If the energy is identical, why would there be any difference?

Remember that with the larger slower RPM one, the radius is higher so the linear velocity is high too, even if the RPMs are slow.

One is more predictable than the other. In that video, I can point out when the arm will come around again with relative ease, and can very easily be accurate to below a tenth of a second.

Now picture it going several times faster in terms of RPM, and tell me when it'd be safe to stick your arm in its path.

Lets scale it up. Picture the earth. Near the equator, the linear velocity is almost 1000mph. Scale it down to the size of the centrifuge in the video, while keeping linear velocity the same. I can easily point out when half of the earth is facing the sun. Could you point out when the centrifuge is pointing north?

If you are planning to play chicken with a centrifuge, sure.

But I am more concerned with what happens if you do actually get hit. Or if it comes apart, or falls down.

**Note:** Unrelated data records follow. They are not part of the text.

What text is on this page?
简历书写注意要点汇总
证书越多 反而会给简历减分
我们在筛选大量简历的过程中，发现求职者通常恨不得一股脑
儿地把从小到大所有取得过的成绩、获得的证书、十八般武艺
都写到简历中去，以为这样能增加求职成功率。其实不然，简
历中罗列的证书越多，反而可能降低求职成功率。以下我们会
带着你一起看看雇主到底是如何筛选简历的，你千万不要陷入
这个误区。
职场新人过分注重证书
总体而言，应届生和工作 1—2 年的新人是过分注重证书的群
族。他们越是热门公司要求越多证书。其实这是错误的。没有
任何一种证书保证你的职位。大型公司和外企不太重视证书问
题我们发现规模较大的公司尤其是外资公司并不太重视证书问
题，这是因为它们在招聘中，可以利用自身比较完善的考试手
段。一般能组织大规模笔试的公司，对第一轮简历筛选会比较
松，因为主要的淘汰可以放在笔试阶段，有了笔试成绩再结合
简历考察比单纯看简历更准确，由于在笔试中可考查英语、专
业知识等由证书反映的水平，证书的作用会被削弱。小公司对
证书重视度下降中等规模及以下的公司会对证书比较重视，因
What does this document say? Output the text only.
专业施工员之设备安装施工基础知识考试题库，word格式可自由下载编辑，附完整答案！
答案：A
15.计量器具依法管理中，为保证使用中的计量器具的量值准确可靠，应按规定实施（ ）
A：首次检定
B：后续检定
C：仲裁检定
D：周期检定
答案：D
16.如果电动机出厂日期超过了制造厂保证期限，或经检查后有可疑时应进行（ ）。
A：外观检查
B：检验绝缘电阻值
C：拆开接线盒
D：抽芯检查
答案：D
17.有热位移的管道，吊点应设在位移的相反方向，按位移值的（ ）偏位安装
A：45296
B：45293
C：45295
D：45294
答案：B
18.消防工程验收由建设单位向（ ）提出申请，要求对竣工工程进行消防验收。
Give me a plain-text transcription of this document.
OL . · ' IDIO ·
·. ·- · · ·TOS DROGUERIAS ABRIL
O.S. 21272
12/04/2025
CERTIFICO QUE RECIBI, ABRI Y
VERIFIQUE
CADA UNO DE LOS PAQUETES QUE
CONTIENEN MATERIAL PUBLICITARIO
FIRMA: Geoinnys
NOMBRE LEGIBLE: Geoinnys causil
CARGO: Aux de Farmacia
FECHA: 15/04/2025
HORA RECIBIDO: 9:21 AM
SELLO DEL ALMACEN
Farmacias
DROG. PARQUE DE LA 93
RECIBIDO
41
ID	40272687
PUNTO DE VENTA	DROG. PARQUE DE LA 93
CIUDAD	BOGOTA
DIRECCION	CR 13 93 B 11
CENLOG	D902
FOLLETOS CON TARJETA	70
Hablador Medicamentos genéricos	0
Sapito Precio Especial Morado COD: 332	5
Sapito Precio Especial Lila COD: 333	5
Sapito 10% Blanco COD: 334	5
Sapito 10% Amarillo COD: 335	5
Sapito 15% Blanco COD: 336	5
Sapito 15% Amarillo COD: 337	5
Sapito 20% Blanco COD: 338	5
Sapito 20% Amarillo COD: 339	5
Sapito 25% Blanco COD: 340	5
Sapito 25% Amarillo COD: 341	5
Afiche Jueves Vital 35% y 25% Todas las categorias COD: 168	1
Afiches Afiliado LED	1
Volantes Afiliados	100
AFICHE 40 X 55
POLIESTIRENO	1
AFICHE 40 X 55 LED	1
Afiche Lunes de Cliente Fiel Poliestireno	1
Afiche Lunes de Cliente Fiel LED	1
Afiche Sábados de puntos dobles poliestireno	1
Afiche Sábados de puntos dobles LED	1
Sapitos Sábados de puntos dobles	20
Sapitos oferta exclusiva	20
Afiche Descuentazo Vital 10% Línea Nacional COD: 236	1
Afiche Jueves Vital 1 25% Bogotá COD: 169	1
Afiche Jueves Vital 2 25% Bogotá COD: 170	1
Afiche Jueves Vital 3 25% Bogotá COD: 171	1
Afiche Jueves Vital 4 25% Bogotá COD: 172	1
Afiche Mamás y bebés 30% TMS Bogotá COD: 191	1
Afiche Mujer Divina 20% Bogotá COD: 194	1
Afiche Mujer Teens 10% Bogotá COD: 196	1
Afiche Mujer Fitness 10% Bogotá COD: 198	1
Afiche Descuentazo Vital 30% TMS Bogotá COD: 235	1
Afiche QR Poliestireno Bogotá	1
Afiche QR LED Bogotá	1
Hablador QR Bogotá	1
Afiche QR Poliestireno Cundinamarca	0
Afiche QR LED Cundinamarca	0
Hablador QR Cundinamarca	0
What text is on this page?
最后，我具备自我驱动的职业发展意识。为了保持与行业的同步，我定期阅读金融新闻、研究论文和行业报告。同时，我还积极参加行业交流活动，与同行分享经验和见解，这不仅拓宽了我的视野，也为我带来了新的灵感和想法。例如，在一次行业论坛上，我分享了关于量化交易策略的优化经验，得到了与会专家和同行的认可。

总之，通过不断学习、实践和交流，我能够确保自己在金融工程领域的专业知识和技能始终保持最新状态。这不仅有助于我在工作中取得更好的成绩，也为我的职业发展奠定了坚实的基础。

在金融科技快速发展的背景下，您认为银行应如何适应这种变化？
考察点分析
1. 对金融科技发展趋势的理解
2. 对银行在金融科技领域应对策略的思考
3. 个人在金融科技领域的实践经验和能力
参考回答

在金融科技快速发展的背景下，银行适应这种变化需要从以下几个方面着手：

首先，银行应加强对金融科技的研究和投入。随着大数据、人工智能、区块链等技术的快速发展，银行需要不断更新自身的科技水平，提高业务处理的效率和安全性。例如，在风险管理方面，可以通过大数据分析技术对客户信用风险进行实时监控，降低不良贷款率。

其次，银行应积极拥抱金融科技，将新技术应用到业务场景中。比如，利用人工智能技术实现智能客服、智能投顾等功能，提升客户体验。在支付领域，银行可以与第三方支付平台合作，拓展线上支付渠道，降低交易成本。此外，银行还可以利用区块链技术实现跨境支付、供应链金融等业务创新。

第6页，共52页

And if you do get hit, or it breaks, a smaller faster one is MUCH (exponentially much) safer.

The force goes up by the RPM squared, but it goes down only linearly by radius. You don't need to speed it up very much to counteract the smaller size.

On the other hand the energy goes up by radius squared. Meaning the smaller size helps a LOT in terms of destructive power.

I've been too long out of physics, so I'll take your word on it. I wasn't sure how quickly size effected energy. Though I'll still take my chances with something I can predict if I have to interact with it.

One question though: is energy->radius^2 based on angular or linear velocity?

Angular.

So yes, when you increase the radius the linear velocity goes up even though the angular one doesn't change.